Изначально я полностью поддерживал цели и задачи организации. Идея заключалась в том, чтобы мужчины и женщины трудились рука об руку, чтобы продвигать новое разделение ролей в обществе, позволяющее женщинам иметь больше свободы и возможностей. Обычными повестками были репродуктивные права, карьера и работа, неравенство доходов и политическое представительство. Эти темы остаются ключевыми и сегодня. Я по-прежнему убежден, что для решения проблем в этой области требуется участие мужчин — не потому, что они так уж блестящи и эффективны, но потому, что существующий порядок вещей не поддастся переменам без участия сторонников среди власть имущих. Это было справедливо для движений за гражданские права и будет верно для женского освобождения.

Тем не менее я ушел из MVM спустя год, поскольку движение становилось все более враждебным к мужчинам. Мужчины были злодеями и источником всех проблем. В наших дискуссионных группах мужское меньшинство периодически пыталось противостоять растущей неприязни, указывая на то, что многие мужчины прилежно трудятся, чтобы обеспечить семью, и что каждому ребенку нужен отец, и что мужчины с удовольствием выполняют эту роль. От этих аргументов отмахивались, как будто они не относятся к делу. Разве мы не знаем, что мужчины насилуют? Что они избивают своих жен? Меня разочаровали такие обобщения, особенно после всех предостережений против подобных обобщений в отношении женщин. Особенно озадачивало, что женщины из MVM, в большинстве своем принадлежавшие к среднему классу, никогда не жаловались на своих мужей. С этими мужчинами, по-видимому, все было в порядке. И только других поливали грязью.

Я просто отказываюсь ополчаться на собственный гендер. Некоторые мужчины-антропологи делают это в своих книгах, таких как «Природное превосходство женщин» (The Natural Superiority of Women) Эшли Монтегю и «Женщины после всего: Секс, эволюция и конец мужского господства» (Women After All: Sex, Evolution and the End of Male Supremacy) Мелвина Коннера. Последний рассматривает мужественность как дефект, полученный при рождении, называя ее «дефицитом X-хромосомы». Но я не любитель самобичевания, и, думаю, не стоит очернять один из гендеров, чтобы превознести другой. Большинство мужчин, состоявших в MVM, так же, как и мы, покидали организацию целыми группами. В конце концов нас там не осталось. Несколько лет спустя мужчинам уже не разрешалось быть членами этой организации.
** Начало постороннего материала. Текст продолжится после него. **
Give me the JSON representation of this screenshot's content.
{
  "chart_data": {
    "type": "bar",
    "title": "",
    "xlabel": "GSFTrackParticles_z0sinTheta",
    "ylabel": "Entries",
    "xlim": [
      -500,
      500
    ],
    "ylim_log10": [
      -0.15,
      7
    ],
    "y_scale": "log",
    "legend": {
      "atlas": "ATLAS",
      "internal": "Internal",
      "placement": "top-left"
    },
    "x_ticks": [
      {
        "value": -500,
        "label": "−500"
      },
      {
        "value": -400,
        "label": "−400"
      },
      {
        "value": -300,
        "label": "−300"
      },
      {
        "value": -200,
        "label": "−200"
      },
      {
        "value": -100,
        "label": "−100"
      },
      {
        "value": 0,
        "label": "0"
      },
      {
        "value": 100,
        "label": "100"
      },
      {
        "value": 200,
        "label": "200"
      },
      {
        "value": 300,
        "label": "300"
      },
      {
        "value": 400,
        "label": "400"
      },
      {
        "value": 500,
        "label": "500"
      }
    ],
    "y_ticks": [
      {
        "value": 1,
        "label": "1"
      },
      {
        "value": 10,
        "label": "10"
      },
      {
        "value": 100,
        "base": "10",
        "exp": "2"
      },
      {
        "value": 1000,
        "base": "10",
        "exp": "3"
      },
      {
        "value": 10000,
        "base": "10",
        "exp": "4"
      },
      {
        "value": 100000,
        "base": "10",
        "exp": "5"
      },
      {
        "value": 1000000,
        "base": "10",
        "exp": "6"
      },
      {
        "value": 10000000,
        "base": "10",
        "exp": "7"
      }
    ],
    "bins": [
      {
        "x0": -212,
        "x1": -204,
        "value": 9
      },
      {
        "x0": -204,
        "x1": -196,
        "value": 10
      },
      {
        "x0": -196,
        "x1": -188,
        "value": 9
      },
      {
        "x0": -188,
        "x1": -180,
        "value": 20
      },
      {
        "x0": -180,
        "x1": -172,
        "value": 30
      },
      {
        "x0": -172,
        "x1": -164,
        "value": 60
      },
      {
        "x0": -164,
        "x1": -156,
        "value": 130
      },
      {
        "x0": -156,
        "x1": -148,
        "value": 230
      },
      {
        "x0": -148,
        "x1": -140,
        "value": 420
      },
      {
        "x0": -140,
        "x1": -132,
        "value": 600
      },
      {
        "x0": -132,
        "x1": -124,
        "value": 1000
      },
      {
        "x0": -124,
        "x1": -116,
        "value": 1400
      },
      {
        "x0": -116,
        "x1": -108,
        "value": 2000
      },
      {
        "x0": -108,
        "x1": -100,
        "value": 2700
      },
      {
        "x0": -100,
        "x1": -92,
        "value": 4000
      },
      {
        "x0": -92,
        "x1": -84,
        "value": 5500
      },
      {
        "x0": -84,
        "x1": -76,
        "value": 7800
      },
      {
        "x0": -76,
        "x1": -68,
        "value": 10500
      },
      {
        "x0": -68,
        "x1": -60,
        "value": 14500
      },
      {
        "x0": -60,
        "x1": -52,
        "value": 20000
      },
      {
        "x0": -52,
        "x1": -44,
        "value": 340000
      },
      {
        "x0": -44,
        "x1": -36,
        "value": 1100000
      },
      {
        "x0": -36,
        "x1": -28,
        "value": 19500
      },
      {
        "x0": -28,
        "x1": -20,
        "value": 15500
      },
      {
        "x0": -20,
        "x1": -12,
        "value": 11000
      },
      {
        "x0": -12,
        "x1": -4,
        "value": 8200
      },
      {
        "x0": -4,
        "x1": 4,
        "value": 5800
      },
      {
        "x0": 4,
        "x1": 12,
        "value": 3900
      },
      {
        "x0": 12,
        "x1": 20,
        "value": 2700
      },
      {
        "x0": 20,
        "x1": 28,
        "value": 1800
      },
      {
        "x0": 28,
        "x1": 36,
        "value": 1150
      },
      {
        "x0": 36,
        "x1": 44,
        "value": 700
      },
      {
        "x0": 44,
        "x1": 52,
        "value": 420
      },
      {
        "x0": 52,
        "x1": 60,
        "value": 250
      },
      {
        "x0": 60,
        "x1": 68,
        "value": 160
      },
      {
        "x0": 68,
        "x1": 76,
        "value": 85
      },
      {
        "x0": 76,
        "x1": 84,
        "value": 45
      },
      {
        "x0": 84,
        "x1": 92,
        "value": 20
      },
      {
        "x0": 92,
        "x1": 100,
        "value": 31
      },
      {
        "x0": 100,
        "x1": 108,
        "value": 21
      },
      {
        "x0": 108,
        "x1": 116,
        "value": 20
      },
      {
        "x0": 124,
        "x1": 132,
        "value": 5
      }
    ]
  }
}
В то же время обе женщины-основательницы движения также бежали с корабля. Любопытно, но организация сохранила свое название, даже когда первая буква M устарела[103].
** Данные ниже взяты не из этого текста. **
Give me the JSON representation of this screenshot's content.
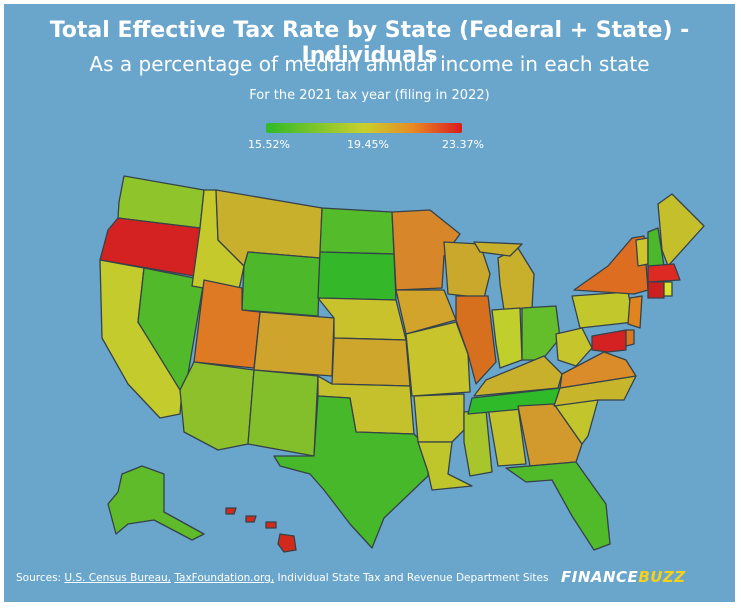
{
  "title": "Total Effective Tax Rate by State (Federal + State) - Individuals",
  "subtitle": "As a percentage of median annual income in each state",
  "tax_year": "For the 2021 tax year (filing in 2022)",
  "legend": {
    "min": "15.52%",
    "mid": "19.45%",
    "max": "23.37%"
  },
  "colors": {
    "background": "#6aa6cc",
    "low": "#2fba2a",
    "mid": "#c8d02c",
    "high": "#d91c1c"
  },
  "footer": {
    "prefix": "Sources: ",
    "source1": "U.S. Census Bureau,",
    "source2": "TaxFoundation.org,",
    "suffix": " Individual State Tax and Revenue Department Sites"
  },
  "brand": {
    "part1": "FINANCE",
    "part2": "BUZZ"
  }
}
После моего первого увлечения активизмом мне повезло встретить молодую феминистку из страны Симоны де Бовуар. Впрочем, на тот момент меня едва ли интересовала идеологическая сторона нашего знакомства. Катрин был всего двадцать один год, а мне двадцать два, когда мы полюбили друг друга. То, что мы до сих пор вместе, показывает, как прекрасно мы подходим друг другу, несмотря на то что оба упрямы и властны.